Foxx’s Curtis Taylor Jr., modeled after Motown founder Berry Gordy, represents
the latter.
+ Like Chicago,
this made me forget I didn’t like musicals. Hudson is already famous for this,
her debut role, and her character is the one who goes through the most changes
and whose vocals must carry the greatest emotional weight. Besides Hudson’s
Effie, the most compelling character is Eddie Murphy’s, playing a singer whose
career is revitalized when he signs with Taylor’s label. Murphy shows none of
the mannerisms of his comedy roles and with his singing atones for his big bad
hit single “Party All the Time.” The music includes both “period” songs
incorporated into the story, the best of which I found to be the ersatz Motown
ones from the first half of the film, and the burst-into-song numbers that
sound like a soulful take on traditional Broadway show tunes. That all of the
music (not the lyrics) was written by Henry Krieger is impressive given this
stylistic range.
- Chicago
screenwriter Bill Condon has the directing chores here too, and he’s certainly
competent, but the film lacks the visual panache that Rob Marshall gave to that
musical. Moreover, whereas Chicago was essentially finely polished
fluff, Dreamgirls is a movie that’s meant to seem realistic despite
being a musical. Given that, I thought that a couple of the characters,
especially Effie, seemed to have personality shifts that seemed jarring. The
performances and the music definitely fill in some of these gaps, but they’re
still there, mostly in the 1960s scenes. And the music snob in me compels the
minor complaint that most of the “early 1960s” songs sounded a few years ahead
of their time. An admittedly funny scene goes the opposite way: a white group
does a bland cover version to prevent the more soulful original from charting.
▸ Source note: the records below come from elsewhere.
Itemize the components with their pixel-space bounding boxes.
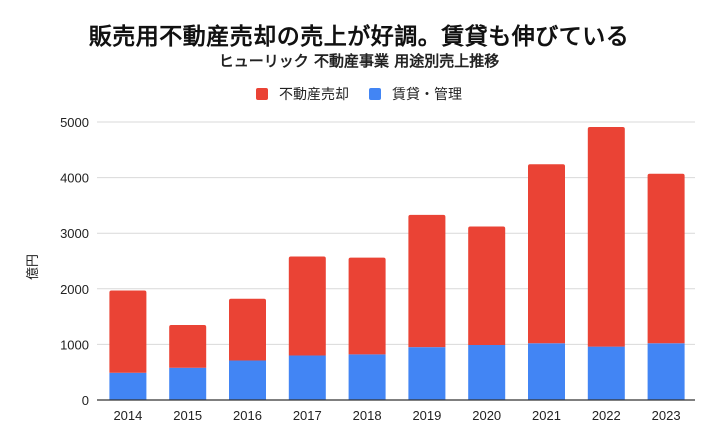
y-tick-label: 1000	[60, 337, 89, 352]
bar-sales-2017[interactable]	[288, 256, 326, 356]
x-tick-labels: 2014 2015 2016 2017 2018 2019 2020 2021 2022 2023	[113, 408, 680, 423]
bar-rental-2018[interactable]	[348, 354, 386, 400]
legend-label-rental: 賃貸・管理	[392, 87, 462, 103]
legend-item-rental[interactable]: 賃貸・管理	[369, 84, 462, 104]
x-tick-label: 2022	[592, 408, 621, 423]
bar-sales-2023[interactable]	[647, 173, 685, 344]
x-tick-label: 2016	[233, 408, 262, 423]
bar-sales-2016[interactable]	[229, 298, 266, 361]
y-tick-label: 5000	[60, 115, 89, 130]
y-tick-label: 2000	[60, 282, 89, 297]
bar-sales-2018[interactable]	[348, 257, 386, 355]
bar-sales-2020[interactable]	[468, 226, 506, 345]
y-tick-label: 0	[82, 393, 89, 408]
bar-rental-2023[interactable]	[647, 343, 685, 400]
legend-label-sales: 不動産売却	[279, 87, 349, 103]
x-tick-label: 2020	[472, 408, 501, 423]
y-tick-labels: 0 1000 2000 3000 4000 5000	[60, 115, 89, 408]
x-tick-label: 2014	[113, 408, 142, 423]
chart-title: 販売用不動産売却の売上が好調。賃貸も伸びている	[88, 24, 630, 50]
x-tick-label: 2021	[532, 408, 561, 423]
bar-rental-2016[interactable]	[229, 360, 266, 400]
legend-swatch-rental	[369, 88, 381, 100]
bar-sales-2015[interactable]	[169, 324, 207, 368]
x-tick-label: 2015	[173, 408, 202, 423]
y-tick-label: 4000	[60, 171, 89, 186]
bar-rental-2020[interactable]	[468, 344, 506, 400]
bar-rental-2021[interactable]	[528, 343, 565, 400]
bar-sales-2014[interactable]	[109, 290, 147, 373]
legend-swatch-sales	[256, 88, 268, 100]
bar-rental-2015[interactable]	[169, 367, 207, 400]
x-tick-label: 2023	[652, 408, 681, 423]
bar-sales-2021[interactable]	[528, 164, 565, 344]
x-tick-label: 2017	[293, 408, 322, 423]
x-tick-label: 2018	[353, 408, 382, 423]
x-tick-label: 2019	[412, 408, 441, 423]
bar-sales-2022[interactable]	[587, 127, 625, 347]
bar-rental-2014[interactable]	[109, 372, 147, 400]
bar-sales-2019[interactable]	[408, 214, 446, 348]
bar-rental-2017[interactable]	[288, 355, 326, 400]
bars	[109, 127, 685, 400]
y-axis-title: 億円	[25, 254, 41, 280]
legend: 不動産売却 賃貸・管理	[0, 84, 718, 104]
chart-subtitle: ヒューリック 不動産事業 用途別売上推移	[218, 52, 500, 70]
bar-rental-2022[interactable]	[587, 346, 625, 400]
legend-item-sales[interactable]: 不動産売却	[256, 84, 349, 104]
y-tick-label: 3000	[60, 226, 89, 241]
bar-rental-2019[interactable]	[408, 347, 446, 400]
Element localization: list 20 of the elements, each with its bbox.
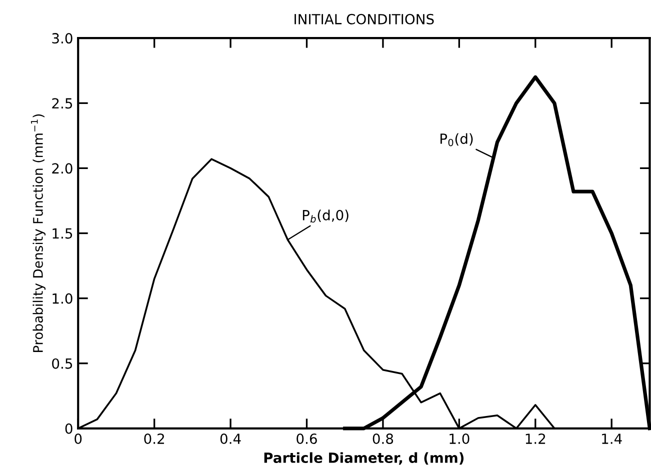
y-tick-label: 2.5 (52, 98, 72, 109)
y-tick-label: 1.0 (52, 293, 72, 304)
x-tick-label: 1.0 (450, 434, 470, 444)
y-tick-label: 2.0 (52, 163, 72, 174)
chart-title: INITIAL CONDITIONS (294, 14, 434, 24)
y-tick-label: 0 (65, 423, 72, 434)
x-tick-label: 0.2 (144, 434, 164, 444)
x-tick-label: 1.4 (602, 434, 622, 444)
y-tick-label: 1.5 (52, 228, 72, 239)
x-tick-label: 0.6 (296, 434, 317, 444)
series-label: P$_{b}$(d,0) (302, 210, 348, 223)
y-axis-title: Probability Density Function (mm$^{−1}$) (30, 114, 46, 352)
x-tick-label: 1.2 (526, 434, 546, 444)
y-tick-label: 0.5 (52, 358, 72, 369)
y-tick-label: 3.0 (52, 33, 72, 44)
x-axis-title: Particle Diameter, d (mm) (264, 452, 464, 465)
series-label: P$_{0}$(d) (440, 133, 473, 146)
x-tick-label: 0.4 (220, 434, 241, 444)
x-tick-label: 0.8 (372, 434, 394, 444)
x-tick-label: 0 (74, 434, 82, 444)
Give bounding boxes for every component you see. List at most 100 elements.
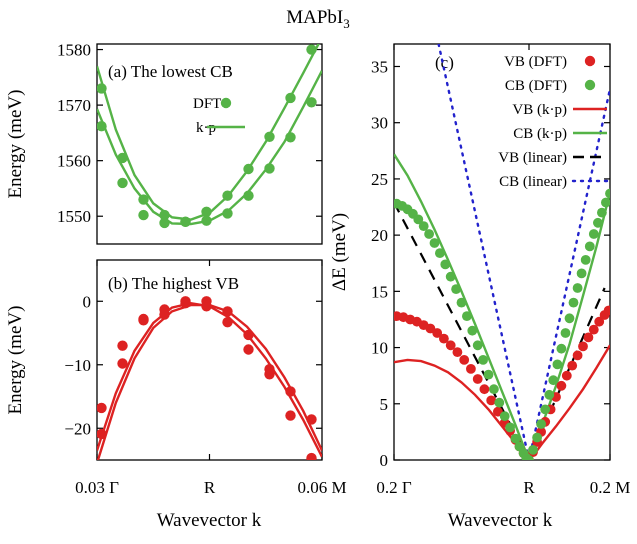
data-point	[510, 433, 521, 444]
panel-c-ylabel: ΔE (meV)	[329, 213, 350, 291]
figure-title: MAPbI3	[286, 7, 350, 31]
data-point	[243, 344, 254, 355]
data-point	[159, 309, 170, 320]
data-point	[466, 364, 476, 374]
legend-dft-label: DFT	[193, 96, 221, 112]
data-point	[499, 411, 510, 422]
data-point	[459, 355, 470, 365]
data-point	[548, 375, 559, 386]
series-line-vb-linear-	[394, 201, 606, 460]
legend-entry-label: CB (linear)	[499, 174, 567, 190]
ytick-label: 10	[371, 339, 388, 358]
ytick-label: 35	[371, 57, 388, 76]
data-point	[97, 83, 107, 94]
panel-a-legend: DFT k·p	[193, 96, 245, 136]
data-point	[561, 370, 572, 381]
legend-entry-label: VB (k·p)	[512, 102, 567, 118]
data-point	[564, 313, 575, 324]
legend-entry-label: VB (linear)	[498, 150, 567, 166]
ytick-label: −10	[64, 356, 91, 375]
data-point	[540, 404, 551, 415]
panel-c-marks	[394, 44, 610, 460]
data-point	[578, 341, 588, 352]
data-point	[243, 163, 254, 175]
data-point	[580, 255, 591, 265]
legend-entry-label: VB (DFT)	[504, 54, 567, 70]
panel-a-marks	[97, 44, 322, 229]
data-point	[544, 389, 555, 400]
ytick-label: −20	[64, 419, 91, 438]
data-point	[572, 350, 583, 361]
panel-c: ΔE (meV) (c) 0 5 10 15 20 25 30 35 0.2 Γ R 0.2 M V…	[329, 43, 630, 497]
data-point	[222, 306, 233, 317]
data-point	[117, 152, 128, 164]
data-point	[432, 328, 443, 338]
data-point	[486, 395, 497, 406]
data-point	[603, 305, 610, 316]
data-point	[264, 163, 275, 174]
data-point	[439, 333, 449, 344]
ytick-label: 1550	[57, 207, 91, 226]
ytick-label: 25	[371, 170, 388, 189]
panel-c-ticks: 0 5 10 15 20 25 30 35 0.2 Γ R 0.2 M	[371, 44, 630, 497]
data-point	[117, 358, 128, 369]
panel-c-frame	[393, 43, 611, 461]
data-point	[572, 283, 583, 293]
data-point	[588, 324, 599, 335]
data-point	[429, 238, 440, 248]
ytick-label: 0	[380, 451, 389, 470]
legend-entry-label: CB (DFT)	[505, 78, 567, 94]
data-point	[418, 221, 429, 232]
data-point	[306, 97, 317, 108]
series-line-cb-k-p-	[394, 153, 610, 460]
data-point	[494, 397, 505, 408]
data-point	[201, 301, 212, 312]
data-point	[605, 188, 610, 199]
data-point	[556, 343, 567, 354]
right-xlabel: Wavevector k	[448, 510, 553, 531]
data-point	[138, 209, 149, 221]
data-point	[306, 44, 317, 55]
data-point	[180, 298, 191, 309]
panel-a: Energy (meV) (a) The lowest CB 155015601…	[5, 41, 323, 245]
left-xlabel: Wavevector k	[157, 510, 262, 531]
data-point	[556, 380, 567, 391]
data-point	[505, 422, 515, 433]
data-point	[306, 414, 317, 425]
data-point	[138, 194, 149, 205]
data-point	[456, 297, 467, 308]
panel-a-label: (a) The lowest CB	[108, 62, 233, 81]
data-point	[528, 445, 538, 455]
data-point	[588, 229, 599, 239]
data-point	[243, 329, 254, 341]
ytick-label: 20	[371, 226, 388, 245]
panel-a-frame	[96, 43, 323, 245]
panel-b-ylabel: Energy (meV)	[5, 306, 26, 415]
data-point	[440, 259, 451, 270]
xtick-label: 0.2 Γ	[376, 478, 412, 497]
data-point	[594, 316, 605, 327]
data-point	[97, 428, 107, 440]
data-point	[180, 216, 191, 227]
data-point	[424, 229, 434, 239]
data-point	[264, 131, 275, 142]
panel-b: Energy (meV) (b) The highest VB 0−10−200…	[5, 259, 347, 497]
data-point	[285, 386, 296, 397]
data-point	[479, 384, 490, 395]
data-point	[435, 248, 445, 258]
data-point	[222, 317, 233, 328]
data-point	[97, 402, 107, 414]
ytick-label: 5	[380, 395, 389, 414]
data-point	[472, 340, 483, 351]
ytick-label: 1570	[57, 96, 91, 115]
data-point	[285, 410, 296, 421]
data-point	[489, 384, 499, 395]
data-point	[452, 347, 463, 357]
data-point	[243, 190, 254, 201]
data-point	[413, 214, 424, 225]
data-point	[560, 328, 571, 338]
data-point	[584, 241, 595, 252]
panel-c-legend: VB (DFT) CB (DFT) VB (k·p) CB (k·p) VB (line…	[498, 54, 609, 190]
data-point	[445, 340, 456, 351]
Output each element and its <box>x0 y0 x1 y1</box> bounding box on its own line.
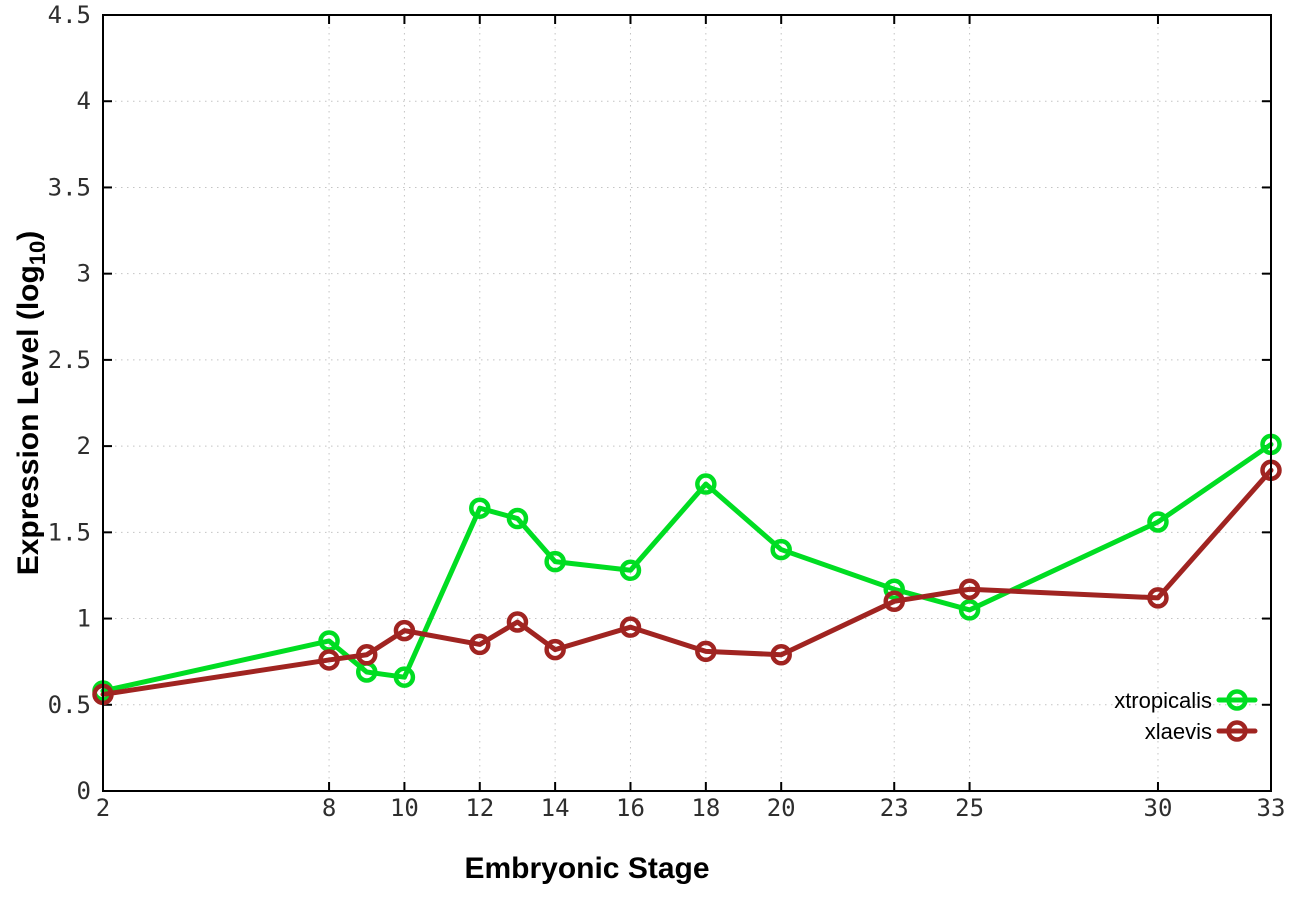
x-tick-label: 10 <box>390 794 419 822</box>
legend-label-xtropicalis: xtropicalis <box>1114 688 1212 713</box>
x-tick-label: 8 <box>322 794 336 822</box>
data-point-xlaevis <box>318 649 340 671</box>
data-point-xlaevis <box>469 633 491 656</box>
y-tick-label: 4.5 <box>48 1 91 29</box>
data-point-xtropicalis <box>469 497 491 519</box>
data-point-xtropicalis <box>958 599 981 621</box>
data-point-xtropicalis <box>619 559 642 582</box>
x-tick-label: 25 <box>955 794 984 822</box>
legend-marker-xlaevis <box>1226 720 1248 742</box>
data-point-xlaevis <box>393 619 416 642</box>
data-point-xlaevis <box>1147 587 1169 609</box>
x-tick-label: 20 <box>767 794 796 822</box>
data-point-xtropicalis <box>393 666 416 688</box>
x-tick-label: 16 <box>616 794 645 822</box>
data-point-xlaevis <box>544 638 566 661</box>
series-line-xtropicalis <box>100 441 1274 694</box>
y-tick-label: 4 <box>77 87 91 115</box>
plot-border <box>102 14 1272 792</box>
data-point-xlaevis <box>355 644 378 666</box>
data-point-xtropicalis <box>1147 511 1169 533</box>
x-tick-label: 12 <box>465 794 494 822</box>
data-point-xtropicalis <box>883 578 905 600</box>
data-point-xlaevis <box>695 640 717 663</box>
x-tick-label: 23 <box>880 794 909 822</box>
y-tick-label: 1 <box>77 605 91 633</box>
data-point-xtropicalis <box>770 538 792 561</box>
data-point-xlaevis <box>883 590 905 613</box>
data-point-xtropicalis <box>544 550 566 573</box>
data-point-xtropicalis <box>506 507 529 530</box>
y-tick-label: 2 <box>77 432 91 460</box>
y-tick-label: 3 <box>77 260 91 288</box>
x-axis-title: Embryonic Stage <box>464 852 709 885</box>
x-tick-label: 30 <box>1144 794 1173 822</box>
data-point-xlaevis <box>506 611 529 633</box>
data-point-xtropicalis <box>695 473 717 495</box>
data-point-xlaevis <box>770 644 792 666</box>
x-tick-label: 33 <box>1257 794 1286 822</box>
y-tick-label: 3.5 <box>48 173 91 201</box>
y-tick-label: 0.5 <box>48 691 91 719</box>
x-tick-label: 14 <box>541 794 570 822</box>
y-tick-label: 2.5 <box>48 346 91 374</box>
legend-label-xlaevis: xlaevis <box>1145 719 1212 744</box>
y-axis-title: Expression Level (log10) <box>12 231 50 576</box>
data-point-xlaevis <box>619 616 642 638</box>
x-tick-label: 18 <box>691 794 720 822</box>
data-point-xlaevis <box>958 578 981 600</box>
y-tick-label: 0 <box>77 777 91 805</box>
y-tick-label: 1.5 <box>48 518 91 546</box>
legend-marker-xtropicalis <box>1226 689 1248 711</box>
x-tick-label: 2 <box>96 794 110 822</box>
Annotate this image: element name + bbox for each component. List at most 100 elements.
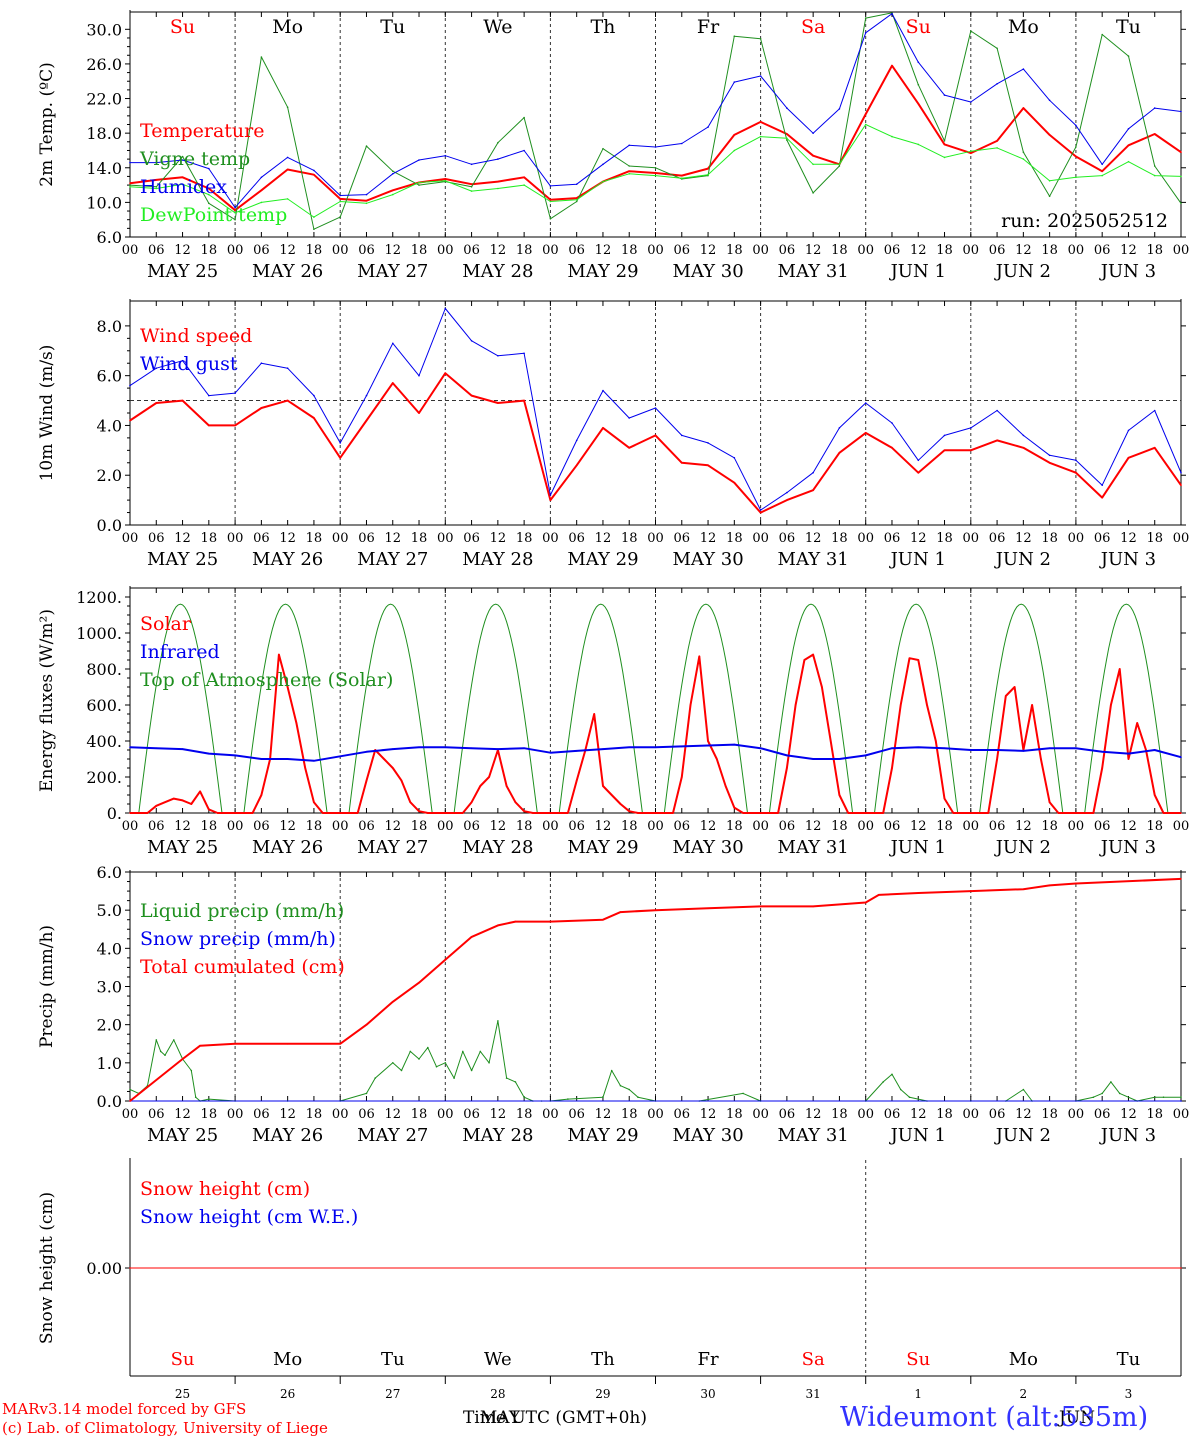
data-point <box>996 758 998 760</box>
y-tick-label: 0.00 <box>86 1259 122 1278</box>
data-point <box>339 812 342 814</box>
data-point <box>234 209 236 211</box>
data-point <box>155 187 158 190</box>
x-hour-label: 00 <box>332 531 349 546</box>
x-hour-label: 06 <box>358 819 375 834</box>
data-point <box>917 143 920 146</box>
x-hour-label: 12 <box>279 531 296 546</box>
data-point <box>129 1100 131 1102</box>
data-point <box>155 402 158 404</box>
data-point <box>1040 758 1042 760</box>
x-hour-label: 00 <box>857 531 874 546</box>
bottom-date-label: 1 <box>914 1387 922 1401</box>
data-point <box>1127 160 1130 163</box>
x-date-label: MAY 31 <box>778 1125 849 1146</box>
y-tick-label: 3.0 <box>97 978 122 997</box>
data-point <box>996 749 998 751</box>
x-hour-label: 06 <box>674 243 691 258</box>
data-point <box>1005 695 1007 697</box>
x-hour-label: 18 <box>306 819 323 834</box>
data-point <box>838 163 841 166</box>
data-point <box>1118 668 1121 670</box>
data-point <box>812 132 814 134</box>
data-point <box>786 499 788 501</box>
data-point <box>497 924 499 927</box>
data-point <box>786 754 788 757</box>
data-point <box>681 174 683 177</box>
data-point <box>383 758 385 760</box>
data-point <box>129 1088 131 1091</box>
data-point <box>313 169 315 172</box>
x-date-label: MAY 29 <box>567 1125 638 1146</box>
data-point <box>654 174 657 177</box>
data-point <box>523 176 525 179</box>
data-point <box>208 187 210 190</box>
data-point <box>610 794 613 796</box>
data-point <box>812 192 814 194</box>
data-point <box>654 172 657 174</box>
x-hour-label: 00 <box>857 1107 874 1122</box>
y-tick-label: 26.0 <box>86 55 122 74</box>
data-point <box>681 177 683 179</box>
data-point <box>777 812 779 814</box>
data-point <box>181 155 184 158</box>
x-hour-label: 06 <box>148 243 165 258</box>
x-date-label: MAY 28 <box>462 837 533 858</box>
data-point <box>208 167 210 170</box>
data-point <box>943 94 946 96</box>
data-point <box>1153 107 1156 109</box>
data-point <box>891 135 893 138</box>
data-point <box>943 797 946 800</box>
x-hour-label: 06 <box>884 1107 901 1122</box>
x-date-label: JUN 2 <box>994 837 1051 858</box>
y-tick-label: 14.0 <box>86 159 122 178</box>
x-hour-label: 00 <box>963 819 980 834</box>
data-point <box>759 905 762 908</box>
data-point <box>339 200 342 203</box>
data-point <box>365 1023 368 1026</box>
data-point <box>821 686 823 688</box>
x-date-label: MAY 26 <box>252 837 323 858</box>
legend-entry: Wind gust <box>140 353 238 375</box>
data-point <box>129 812 131 814</box>
data-point <box>759 509 762 511</box>
data-point <box>891 422 893 424</box>
data-point <box>1180 202 1182 205</box>
data-point <box>1180 812 1182 814</box>
x-hour-label: 18 <box>726 1107 743 1122</box>
data-point <box>1153 174 1156 177</box>
data-point <box>199 1044 201 1047</box>
data-point <box>1180 471 1182 474</box>
legend-entry: Temperature <box>140 120 264 142</box>
x-hour-label: 06 <box>674 531 691 546</box>
x-hour-label: 00 <box>122 243 139 258</box>
legend-entry: Wind speed <box>140 325 252 347</box>
x-hour-label: 06 <box>779 819 796 834</box>
x-hour-label: 18 <box>1146 531 1163 546</box>
x-hour-label: 06 <box>463 1107 480 1122</box>
x-hour-label: 00 <box>437 243 454 258</box>
x-hour-label: 00 <box>647 1107 664 1122</box>
data-point <box>295 722 298 724</box>
data-point <box>917 102 920 105</box>
x-hour-label: 06 <box>358 243 375 258</box>
bottom-date-label: 29 <box>595 1387 610 1401</box>
data-point <box>155 367 158 370</box>
x-hour-label: 18 <box>201 819 218 834</box>
data-point <box>1127 457 1130 459</box>
x-hour-label: 18 <box>411 243 428 258</box>
x-hour-label: 06 <box>463 531 480 546</box>
x-hour-label: 12 <box>1015 819 1032 834</box>
data-point <box>724 785 727 787</box>
data-point <box>567 812 569 814</box>
data-point <box>549 185 552 187</box>
data-point <box>286 686 289 688</box>
data-point <box>575 199 578 201</box>
x-date-label: JUN 1 <box>889 261 946 282</box>
data-point <box>1153 409 1156 412</box>
data-point <box>610 1069 613 1072</box>
data-point <box>759 135 762 138</box>
data-point <box>864 812 867 814</box>
data-point <box>637 812 639 814</box>
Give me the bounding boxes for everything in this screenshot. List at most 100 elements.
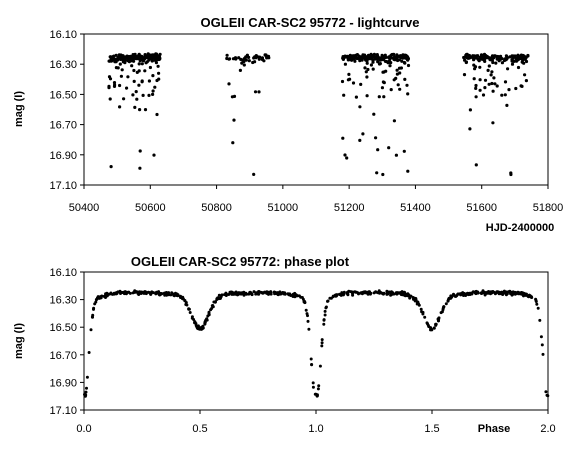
data-point: [315, 394, 319, 398]
data-point: [450, 294, 454, 298]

Although this was done often in the 1950s, the practice had declined, and the
performance in the movie would have already seemed dated by the time the scene
takes place. I’m being picky, but a movie like Ray did just a little
better job of portraying the music business.
= ***1/4 The movie
contains some dramatic lapses that would be more noticeable in a non-musical,
but the performances (musical and dramatic) are on the whole tremendously
entertaining, even touching. At over two hours, the movie still goes by quick.